Через некоторое время верхом, со свитою своею, приезжает император, сходит с лошади и в восхищении всех хвалит. Обольянинов к нему подходит, говорит что-то на ухо; государь его обнимает, еще благодарит, садится на лошадь и уезжает. А Львов так и остался за кустом, и никогда не имел духа обличить Обольянинова перед государем».

Гатчина стала любимой резиденцией Павла Петровича. Хотя после восшествия на престол он постоянно жил в Петербурге, Гатчина навсегда осталась в его памяти. Похоже, что и о Гатчинском дворце можно сказать то же самое – он не забыл Павла Петровича. По воспоминаниям очевидцев, и великая княгиня Ольга Александровна, и будущий император Николай II, которые в детстве жили в Гатчинском дворце, неоднократно встречались по ночам в дворцовых залах с тенью «убиенного императора». Оба смертельно боялись этого и одновременно «мечтали увидеть призрак прапрадеда».

12 декабря 1777 года 101 пушечный выстрел известил граждан Российской империи о рождении сына Павла Петровича и Марии Федоровны, Александра. И без того трудные взаимоотношения Павла с матерью еще более осложнились. Подозрительный Павел не без основания увидел в собственном сыне серьезного конкурента на пути к престолу, а Екатерина, в свою очередь, восприняла рождение Александра чуть ли не в качестве компенсации, ниспосланной ей Богом за нелюбимого сына. Однако внешне все выглядело пристойно.
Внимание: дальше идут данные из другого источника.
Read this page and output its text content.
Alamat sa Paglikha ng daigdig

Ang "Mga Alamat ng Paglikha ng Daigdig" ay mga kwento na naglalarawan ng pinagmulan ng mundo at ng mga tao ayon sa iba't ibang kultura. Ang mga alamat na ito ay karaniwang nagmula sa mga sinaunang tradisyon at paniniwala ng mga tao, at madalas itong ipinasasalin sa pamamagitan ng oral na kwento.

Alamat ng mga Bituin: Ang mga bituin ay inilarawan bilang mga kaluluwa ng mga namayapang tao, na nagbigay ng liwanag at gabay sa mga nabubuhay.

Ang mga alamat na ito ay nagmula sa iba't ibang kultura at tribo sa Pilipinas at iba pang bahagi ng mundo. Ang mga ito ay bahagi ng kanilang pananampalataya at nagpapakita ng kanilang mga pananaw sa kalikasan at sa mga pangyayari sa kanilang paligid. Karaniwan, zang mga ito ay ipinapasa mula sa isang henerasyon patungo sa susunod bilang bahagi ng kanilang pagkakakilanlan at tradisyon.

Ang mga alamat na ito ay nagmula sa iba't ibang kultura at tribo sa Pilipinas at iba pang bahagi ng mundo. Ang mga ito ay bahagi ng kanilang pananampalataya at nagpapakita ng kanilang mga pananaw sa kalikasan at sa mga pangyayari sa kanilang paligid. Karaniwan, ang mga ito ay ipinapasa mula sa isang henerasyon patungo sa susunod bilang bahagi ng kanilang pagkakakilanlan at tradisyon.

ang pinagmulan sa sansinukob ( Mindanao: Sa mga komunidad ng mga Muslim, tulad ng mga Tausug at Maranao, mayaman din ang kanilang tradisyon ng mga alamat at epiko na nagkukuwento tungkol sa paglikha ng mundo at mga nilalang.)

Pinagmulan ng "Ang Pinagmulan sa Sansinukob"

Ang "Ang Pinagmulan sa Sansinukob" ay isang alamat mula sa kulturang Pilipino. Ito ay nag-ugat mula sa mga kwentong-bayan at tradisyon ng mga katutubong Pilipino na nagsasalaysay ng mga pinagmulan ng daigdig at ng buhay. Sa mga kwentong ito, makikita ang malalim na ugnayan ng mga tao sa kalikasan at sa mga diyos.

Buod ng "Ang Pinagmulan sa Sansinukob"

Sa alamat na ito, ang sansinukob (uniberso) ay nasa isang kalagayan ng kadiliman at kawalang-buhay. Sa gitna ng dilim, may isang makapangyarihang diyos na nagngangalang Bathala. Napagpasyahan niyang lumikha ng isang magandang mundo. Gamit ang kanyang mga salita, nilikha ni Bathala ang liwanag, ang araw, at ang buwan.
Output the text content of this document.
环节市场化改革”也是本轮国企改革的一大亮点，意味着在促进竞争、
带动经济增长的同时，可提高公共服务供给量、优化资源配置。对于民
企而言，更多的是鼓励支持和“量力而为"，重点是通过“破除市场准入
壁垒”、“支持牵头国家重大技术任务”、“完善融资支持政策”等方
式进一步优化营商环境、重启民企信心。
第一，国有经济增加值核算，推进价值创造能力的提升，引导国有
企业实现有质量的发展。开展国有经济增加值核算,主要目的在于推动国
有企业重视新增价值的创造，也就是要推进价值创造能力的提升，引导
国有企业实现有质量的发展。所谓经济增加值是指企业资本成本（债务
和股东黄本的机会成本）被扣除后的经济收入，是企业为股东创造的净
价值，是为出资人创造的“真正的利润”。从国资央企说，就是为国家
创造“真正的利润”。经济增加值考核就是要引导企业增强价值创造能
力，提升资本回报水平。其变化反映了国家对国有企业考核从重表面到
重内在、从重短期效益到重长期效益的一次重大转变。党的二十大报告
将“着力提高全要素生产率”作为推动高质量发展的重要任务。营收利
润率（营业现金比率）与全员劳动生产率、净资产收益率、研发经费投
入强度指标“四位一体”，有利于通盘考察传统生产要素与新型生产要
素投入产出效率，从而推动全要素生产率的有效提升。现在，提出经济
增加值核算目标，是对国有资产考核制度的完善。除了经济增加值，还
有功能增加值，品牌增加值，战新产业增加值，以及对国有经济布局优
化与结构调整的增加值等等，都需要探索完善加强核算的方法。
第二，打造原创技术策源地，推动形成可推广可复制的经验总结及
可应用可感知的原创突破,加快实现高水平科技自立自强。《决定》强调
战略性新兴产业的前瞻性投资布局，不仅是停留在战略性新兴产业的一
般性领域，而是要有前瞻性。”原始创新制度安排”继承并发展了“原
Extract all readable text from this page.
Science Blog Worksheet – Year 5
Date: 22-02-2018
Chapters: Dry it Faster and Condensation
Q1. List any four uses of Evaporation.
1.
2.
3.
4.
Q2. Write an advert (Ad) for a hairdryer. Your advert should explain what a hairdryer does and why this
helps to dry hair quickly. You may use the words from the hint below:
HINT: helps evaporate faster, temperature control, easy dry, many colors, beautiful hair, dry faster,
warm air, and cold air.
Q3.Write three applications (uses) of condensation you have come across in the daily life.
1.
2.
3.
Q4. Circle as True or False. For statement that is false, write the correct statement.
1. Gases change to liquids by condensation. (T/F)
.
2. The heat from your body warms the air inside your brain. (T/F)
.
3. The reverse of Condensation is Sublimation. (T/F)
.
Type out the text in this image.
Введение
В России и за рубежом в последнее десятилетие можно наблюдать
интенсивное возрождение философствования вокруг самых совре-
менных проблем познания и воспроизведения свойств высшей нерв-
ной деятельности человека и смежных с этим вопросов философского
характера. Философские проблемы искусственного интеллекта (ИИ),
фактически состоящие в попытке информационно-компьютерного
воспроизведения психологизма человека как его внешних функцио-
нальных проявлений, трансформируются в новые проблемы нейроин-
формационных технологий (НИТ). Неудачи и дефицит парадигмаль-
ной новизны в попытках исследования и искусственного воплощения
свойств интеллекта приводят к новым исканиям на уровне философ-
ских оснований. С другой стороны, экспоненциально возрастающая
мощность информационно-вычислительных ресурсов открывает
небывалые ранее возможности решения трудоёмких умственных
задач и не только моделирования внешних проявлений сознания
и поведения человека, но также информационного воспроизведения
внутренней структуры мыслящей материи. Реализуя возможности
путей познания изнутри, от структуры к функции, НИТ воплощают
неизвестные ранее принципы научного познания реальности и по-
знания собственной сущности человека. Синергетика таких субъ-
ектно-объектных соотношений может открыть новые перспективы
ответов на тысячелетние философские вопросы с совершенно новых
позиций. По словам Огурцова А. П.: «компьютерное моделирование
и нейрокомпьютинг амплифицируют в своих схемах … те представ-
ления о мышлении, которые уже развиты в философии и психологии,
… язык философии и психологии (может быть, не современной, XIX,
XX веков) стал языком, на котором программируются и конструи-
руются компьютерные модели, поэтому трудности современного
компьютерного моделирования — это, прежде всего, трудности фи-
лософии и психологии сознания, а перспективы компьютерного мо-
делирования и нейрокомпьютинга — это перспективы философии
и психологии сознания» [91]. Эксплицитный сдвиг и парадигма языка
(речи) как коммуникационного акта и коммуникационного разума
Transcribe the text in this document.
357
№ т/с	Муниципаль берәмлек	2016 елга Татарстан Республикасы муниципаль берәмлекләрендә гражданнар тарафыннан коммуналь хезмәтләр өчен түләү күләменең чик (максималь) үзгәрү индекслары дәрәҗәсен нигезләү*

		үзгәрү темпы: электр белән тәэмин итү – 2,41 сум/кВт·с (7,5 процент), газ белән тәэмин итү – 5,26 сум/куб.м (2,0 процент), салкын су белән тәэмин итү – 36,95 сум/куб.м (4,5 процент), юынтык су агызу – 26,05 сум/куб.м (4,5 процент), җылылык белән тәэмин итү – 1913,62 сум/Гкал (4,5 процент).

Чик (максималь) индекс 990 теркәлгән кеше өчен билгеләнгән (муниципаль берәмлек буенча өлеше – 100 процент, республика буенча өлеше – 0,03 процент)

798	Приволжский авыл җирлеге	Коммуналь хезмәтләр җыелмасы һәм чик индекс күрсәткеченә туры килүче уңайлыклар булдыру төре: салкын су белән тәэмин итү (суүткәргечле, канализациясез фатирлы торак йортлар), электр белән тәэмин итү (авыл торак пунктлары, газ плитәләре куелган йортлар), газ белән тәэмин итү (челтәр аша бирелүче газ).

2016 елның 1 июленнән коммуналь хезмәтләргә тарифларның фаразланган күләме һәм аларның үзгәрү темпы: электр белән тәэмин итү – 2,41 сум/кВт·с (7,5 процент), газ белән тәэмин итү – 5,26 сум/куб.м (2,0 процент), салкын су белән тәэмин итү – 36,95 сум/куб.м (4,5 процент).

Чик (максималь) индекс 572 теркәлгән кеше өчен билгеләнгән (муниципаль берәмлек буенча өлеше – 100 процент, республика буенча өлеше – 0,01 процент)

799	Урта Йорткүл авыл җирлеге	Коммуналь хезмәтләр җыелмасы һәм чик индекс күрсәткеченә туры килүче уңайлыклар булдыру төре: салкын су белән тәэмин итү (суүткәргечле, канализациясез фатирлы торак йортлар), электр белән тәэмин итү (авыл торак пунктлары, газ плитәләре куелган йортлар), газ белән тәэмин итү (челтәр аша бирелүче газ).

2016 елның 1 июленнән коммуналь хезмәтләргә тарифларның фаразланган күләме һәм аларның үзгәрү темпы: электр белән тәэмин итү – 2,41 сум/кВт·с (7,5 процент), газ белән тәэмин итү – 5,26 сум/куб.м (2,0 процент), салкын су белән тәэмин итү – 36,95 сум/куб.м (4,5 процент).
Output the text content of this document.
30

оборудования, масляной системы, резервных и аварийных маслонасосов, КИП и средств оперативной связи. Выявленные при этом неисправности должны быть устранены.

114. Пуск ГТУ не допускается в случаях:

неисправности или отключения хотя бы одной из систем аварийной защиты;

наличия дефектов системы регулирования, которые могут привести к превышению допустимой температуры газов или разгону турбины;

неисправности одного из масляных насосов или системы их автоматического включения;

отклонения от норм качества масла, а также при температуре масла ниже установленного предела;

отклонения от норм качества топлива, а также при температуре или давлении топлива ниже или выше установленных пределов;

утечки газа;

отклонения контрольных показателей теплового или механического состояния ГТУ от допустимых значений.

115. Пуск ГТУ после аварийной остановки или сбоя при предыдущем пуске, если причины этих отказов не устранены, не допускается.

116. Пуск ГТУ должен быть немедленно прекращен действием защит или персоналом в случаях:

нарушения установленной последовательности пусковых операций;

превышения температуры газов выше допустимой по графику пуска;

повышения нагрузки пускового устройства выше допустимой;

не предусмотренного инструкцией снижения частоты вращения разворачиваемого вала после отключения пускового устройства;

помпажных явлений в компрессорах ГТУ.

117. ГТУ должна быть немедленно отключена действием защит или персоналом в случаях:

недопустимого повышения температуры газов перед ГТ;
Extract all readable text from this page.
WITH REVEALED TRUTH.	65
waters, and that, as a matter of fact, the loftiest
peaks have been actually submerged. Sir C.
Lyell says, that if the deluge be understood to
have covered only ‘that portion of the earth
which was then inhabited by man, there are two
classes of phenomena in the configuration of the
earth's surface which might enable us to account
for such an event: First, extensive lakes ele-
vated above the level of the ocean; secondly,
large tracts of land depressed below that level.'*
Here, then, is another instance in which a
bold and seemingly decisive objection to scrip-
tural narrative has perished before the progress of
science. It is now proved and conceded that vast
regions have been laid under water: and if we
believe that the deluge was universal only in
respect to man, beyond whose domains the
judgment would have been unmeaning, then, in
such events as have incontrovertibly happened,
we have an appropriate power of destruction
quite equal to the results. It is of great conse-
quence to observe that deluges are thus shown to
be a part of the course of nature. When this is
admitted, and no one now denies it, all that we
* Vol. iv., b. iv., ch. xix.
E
Растроганная императрица-бабушка в ознаменование столь радостного события подарила Павлу огромную территорию вдоль судоходной речки Славянки с двумя деревушками, насчитывавшими «117 душ обоего пола». Деревни объединили под общим названием – село Павловское.

В то время на территории нынешнего Павловска был густой непроходимый лес, в котором любили охотиться владельцы Царского Села как в елизаветинские, так и в екатерининские времена. На высоком живописном берегу Славянки в изобилии водились дичь, пушной зверь. Сохранилась легенда, будто Екатерина II выстроила в лесу хижину отшельника – романтическую парковую затею, в которой жил некий старик-инвалид, «местною легендою пожалованный в какие-то таинственные отшельники». Государыня любила посещать этого монаха. Но однажды он скрылся, оставив в хижине на столе три деревянные ложки, три тарелки и кувшин. При Павле Петровиче и Марии Федоровне внутри хижины сохранялась эта домашняя утварь и висел портрет легендарного старика-отшельника, облаченного в монашескую рясу и читающего книгу.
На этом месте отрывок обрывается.